La tapa del Pozo viejo.

          Llegamos al Arroyo Balisa afluente del Voltoya y de nuevo vemos que  el nevato tenia razón, no podemos vadearle, no nos podíamos imaginar este caudal, posiblemente sea debido a las ultimas lluvias.

Arroyo Balisa bajo el AVE.

          No podemos continuar, al no habernos traído las botas de pescar, nos vemos obligados a dar media vuelta. Dejamos atrás el Pozo, la ermita y llegamos al recodo que hiciéramos antes para librar el puente, por el que pasa el camino que va de Nieva a Domingo García que será el que tomemos nosotros. Pasamos por delante de la granja de diseño Innoporc, nos llamo la atención que no olía a estancia "di porco".

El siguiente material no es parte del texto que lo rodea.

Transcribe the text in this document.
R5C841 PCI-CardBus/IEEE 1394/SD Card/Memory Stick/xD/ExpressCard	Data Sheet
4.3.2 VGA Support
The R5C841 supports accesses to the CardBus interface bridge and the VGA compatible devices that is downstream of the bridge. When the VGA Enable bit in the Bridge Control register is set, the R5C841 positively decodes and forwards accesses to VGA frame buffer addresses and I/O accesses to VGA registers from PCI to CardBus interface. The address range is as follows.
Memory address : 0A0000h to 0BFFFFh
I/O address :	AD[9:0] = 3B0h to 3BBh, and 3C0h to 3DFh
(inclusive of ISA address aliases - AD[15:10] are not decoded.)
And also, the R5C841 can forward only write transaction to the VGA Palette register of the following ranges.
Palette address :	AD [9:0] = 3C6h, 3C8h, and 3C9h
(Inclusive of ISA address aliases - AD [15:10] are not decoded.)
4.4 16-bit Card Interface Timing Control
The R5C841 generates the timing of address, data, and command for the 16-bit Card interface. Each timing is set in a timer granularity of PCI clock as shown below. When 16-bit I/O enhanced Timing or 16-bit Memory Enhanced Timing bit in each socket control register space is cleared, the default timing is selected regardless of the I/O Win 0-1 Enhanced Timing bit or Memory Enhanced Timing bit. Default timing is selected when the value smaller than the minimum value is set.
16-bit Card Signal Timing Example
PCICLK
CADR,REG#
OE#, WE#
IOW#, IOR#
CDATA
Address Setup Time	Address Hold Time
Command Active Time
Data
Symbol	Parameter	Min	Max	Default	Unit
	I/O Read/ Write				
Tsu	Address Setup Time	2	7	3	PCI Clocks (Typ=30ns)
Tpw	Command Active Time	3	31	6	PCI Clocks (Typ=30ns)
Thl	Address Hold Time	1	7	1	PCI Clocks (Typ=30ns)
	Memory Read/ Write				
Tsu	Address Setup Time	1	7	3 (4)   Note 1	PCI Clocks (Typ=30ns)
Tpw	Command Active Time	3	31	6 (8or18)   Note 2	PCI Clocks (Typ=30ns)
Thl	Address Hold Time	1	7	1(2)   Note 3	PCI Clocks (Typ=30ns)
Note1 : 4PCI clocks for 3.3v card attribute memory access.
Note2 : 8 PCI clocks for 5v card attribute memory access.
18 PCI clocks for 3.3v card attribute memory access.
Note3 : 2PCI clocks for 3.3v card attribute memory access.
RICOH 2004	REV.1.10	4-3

Curiosa entrada a la porquera.

          Continuamos por el camino a Domingo García, pueblo de bonitos recuerdos para nosotros, allí descubrimos la iglesia de Santa Cecilia y sobre todo el maravilloso muestrario de imagines post-paleolíticas que se nos quedaron grabados en nuestras retinas y en nuestro corazón, a lo que habría que sumar las ruinas de la ermita de San Isidro ¡preciosa!

          Hoy hace un día mucho más bonito que aquel, un infinito rebaño de cúmulos cubren el cielo coronando la campiña llena de paz y belleza.

El paralelismo de la meseta segoviana.

          Andando por la recta llegamos a una encrucijada, de frente a Peña Blanca aunque no se la ve, a la izquierda La Charca del Ron que la vemos menos, nos vamos por la derecha, por donde estamos seguros que llegaremos a la meta, porque ésta si que se deja ver recortada al fondo desde el paraje de Carramuela.

Al fondo el objetivo.

             En un instante llegamos a los aledaños de Ortigosa donde nos sorprende encontrarnos con una balsa que suponemos será formada por el arroyo de San Benito, es curioso ver como la charca entra casi hasta la cocina de las naves.


Hasta dentro.

           Llegamos a la SG-P-3411 antes de entrar al pueblo,  y rápidamente nos encontramos en la salida-meta del día que tantas buenas horas nos ha dado y que fue el punto de partida de la estupenda idea de hacer La Vía.

La recta de Ortigosa del Pestaño.

           Acabamos la feliz etapa vivida hoy en compañía del componente cántabro del Comando, despidiéndonos de la estación en la que se gestó el proyecto de la Vía Verde.